Jack Batten tells in his biography of Oscar Peterson that when Peterson performed with Norman Granz’s Jazz at the Philharmonic on September 18, 1949 at New York City’s Carnegie Hall, the pianist walked on stage a rookie but left the audience applauding as though he was a star warranting his name on a bill that also featured Ella Fitzgerald, Dizzy Gillespie, and Buddy Rich. In Batten’s book “Oscar Peterson: The Man and his Jazz,” Peterson’s story is a rags to riches tale sans the theatrics which accompany many narrations in this ilk. In fact, Batten’s account makes it seem as if Peterson never felt poor growing up in Montreal’s community of St. Henri because music filled his and his sibling’s lives.
Batten begins Peterson’s biography at Carnegie Hall, the benchmark moment when Peterson makes the transition from being a local musician playing at the lounge at the Alberta Hotel to moving into mainstream music with the likes of Duke Ellington, Bing Crosby, and Benny Goodman. From there, Batten goes back in time to Peterson’s parents, both from the Caribbean Islands and migrated to Montreal, Canada where Peterson’s father found work as a porter for the Canadian Pacific Railway. Peterson’s background is steep in working class ethics and religious morals as the family attended Sunday masses at the Union United Church.

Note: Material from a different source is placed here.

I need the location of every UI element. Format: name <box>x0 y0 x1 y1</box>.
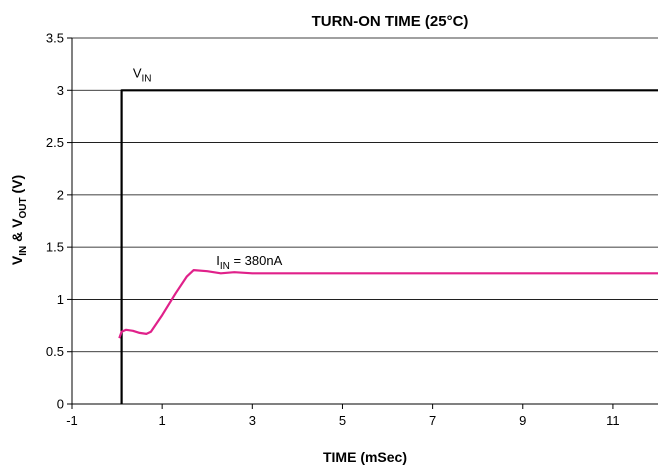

Peterson’s father encouraged his children to play the piano and leased an upright piano for them to play. Peterson describes his father as being very tough and strict, and his mother as being attentive to her children’s needs and always one to offer practical advice. The family unit was Peterson’s foundation as he embarked on a quest to play the piano professionally.
Batten reviews Peterson’s short list of instructors and musicians whom he performed live with when he first started out. Batten brings to light a corner in Montreal flanked by two active jazz clubs that Peterson frequented. Climbing up one rung at a time, Peterson made his way into JATP without much soliciting or self-promotion. Those were the days when talent was recognized and duly rewarded.
Batten is meticulous about delving into the atmosphere that was emerging while Peterson’s music was rising. He speaks about the bebop movement spearheaded by Charlie Parker and Thelonious Monk, and improvised embellishments that stimulated popular standards engineering by the likes of Django Reinhardt and John Lewis.
Batten additionally lists Peterson’s accomplishments. As a recording artist, he won eight Grammy’s for Best Jazz Performance. As a Canadian citizen, he held several stately positions as well as receiving honorary degrees from Canadian universities. Batten shows that Peterson’s accomplishments went beyond being a jazz artist and became playing a pivotal role in shaping the global society’s impression of jazz music.